O anúncio da intervenção nos trilhos do parque florestal de Lisboa criou uma reação forte nos caminhantes. A partir de sábado, já pode conhecer os novos trilhos e ver por si.

Foto dos trilhos, da CML.

Foram reabilitados e recuperados no âmbito do Orçamento Participativo de Lisboa, criaram polémica por causa de algumas das opções face à sua recuperação e agora estão prontos a estrear e com data de inauguração marcada: a 19 de maio, reabrem os trilhos de Monsanto.

A inauguração oficial vai acontecer no âmbito das celebrações do Dia Internacional da Biodiversidade, que este ano acontecem no Parque Florestal de Monsanto, no próximo sábado e domingo.

Na página do facebook do evento tem todas as informações e inscrições nas atividades em que tal é necessário, mas os festejos de dois dias incluem percursos guiados, ações de voluntariado para a conservação do Parque, dia de campo e a abertura dos trilhos.

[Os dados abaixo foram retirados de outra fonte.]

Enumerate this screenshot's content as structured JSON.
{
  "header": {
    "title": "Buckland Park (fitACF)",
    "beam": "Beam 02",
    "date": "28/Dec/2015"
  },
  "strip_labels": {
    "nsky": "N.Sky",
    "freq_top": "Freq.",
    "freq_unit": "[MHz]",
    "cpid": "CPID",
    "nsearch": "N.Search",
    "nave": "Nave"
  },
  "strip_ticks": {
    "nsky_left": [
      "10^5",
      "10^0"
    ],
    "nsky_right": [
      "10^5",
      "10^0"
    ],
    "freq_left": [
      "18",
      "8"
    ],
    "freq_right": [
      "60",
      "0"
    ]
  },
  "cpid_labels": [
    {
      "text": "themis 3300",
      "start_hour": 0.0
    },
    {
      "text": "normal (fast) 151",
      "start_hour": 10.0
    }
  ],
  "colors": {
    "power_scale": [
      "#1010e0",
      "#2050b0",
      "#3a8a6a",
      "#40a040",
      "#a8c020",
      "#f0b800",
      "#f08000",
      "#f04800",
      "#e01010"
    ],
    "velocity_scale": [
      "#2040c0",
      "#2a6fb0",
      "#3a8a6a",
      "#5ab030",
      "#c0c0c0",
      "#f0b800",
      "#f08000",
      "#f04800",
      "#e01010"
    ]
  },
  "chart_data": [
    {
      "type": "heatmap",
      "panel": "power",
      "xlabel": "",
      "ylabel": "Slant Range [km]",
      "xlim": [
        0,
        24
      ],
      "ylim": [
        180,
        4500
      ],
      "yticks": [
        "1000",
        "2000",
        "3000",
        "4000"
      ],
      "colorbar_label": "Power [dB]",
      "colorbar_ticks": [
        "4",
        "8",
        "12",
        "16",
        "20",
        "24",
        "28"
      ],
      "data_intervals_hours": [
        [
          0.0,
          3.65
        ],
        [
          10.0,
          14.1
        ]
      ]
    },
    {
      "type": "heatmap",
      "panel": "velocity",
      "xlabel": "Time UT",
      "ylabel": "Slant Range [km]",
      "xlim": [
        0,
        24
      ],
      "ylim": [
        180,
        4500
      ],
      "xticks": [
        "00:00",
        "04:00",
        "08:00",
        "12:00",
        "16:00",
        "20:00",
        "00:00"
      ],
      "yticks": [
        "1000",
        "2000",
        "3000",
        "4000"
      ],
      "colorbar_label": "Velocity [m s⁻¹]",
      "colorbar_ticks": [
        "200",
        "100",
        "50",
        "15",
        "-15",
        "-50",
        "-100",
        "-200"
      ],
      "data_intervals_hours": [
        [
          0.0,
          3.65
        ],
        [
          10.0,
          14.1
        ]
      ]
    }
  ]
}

A 26 de maio há mais atividades, incluindo yoga e exposições de fotografia.

Os trilhos de Monsanto foram recuperados no âmbito do Orçamento Participativo da Câmara Municipal, que viu vencer um projeto para a recuperação dos caminhos já existentes e a construção de novos, bem como a implementação de sinais e a produção de material informativo para dar apoio à circulação. Segundo a autarquia, está ainda previsto o projeto para um viaduto pedonal e ciclável sobre a estrada de Monsanto, que vai ligar duas grandes manchas do parque florestal.

Em janeiro deste ano, quando a câmara publicou, na sua página de facebook, a informação de que os trilhos iram ser reabilitados, as reações foram imediatas e nem todas positivas.

Uma das questões criou mais indignação foi a da colocação de gravilha nestes trilhos, o que levou mesmo à criação uma petição pública que defendia que a medida poderia gerar problemas a médio prazo e comprometer a circulação no parque.

Na ocasião, o Engenheiro Fernando Louro Alves, responsável pela intervenção, explicou à NiT que o descontentamento se devia em parte à falta de conhecimento global sobre o projeto, e que muitos dos caminhos existentes já eram em brita. Outros estavam degradados e a obra pretendia, defendeu então, criar um pavimento preparado para receber os caminhantes, sem afetar a natureza e até mesmo tirando o máximo partido dela.

“A natureza e os espaços são para se usar respeitando e não degradando”, acrescentou, referindo-se ao facto de os caminhantes não utilizarem proteções de borracha nos seus bastões com ponta de titânio e às velocidades a que os ciclistas circulam, o que danifica o solo.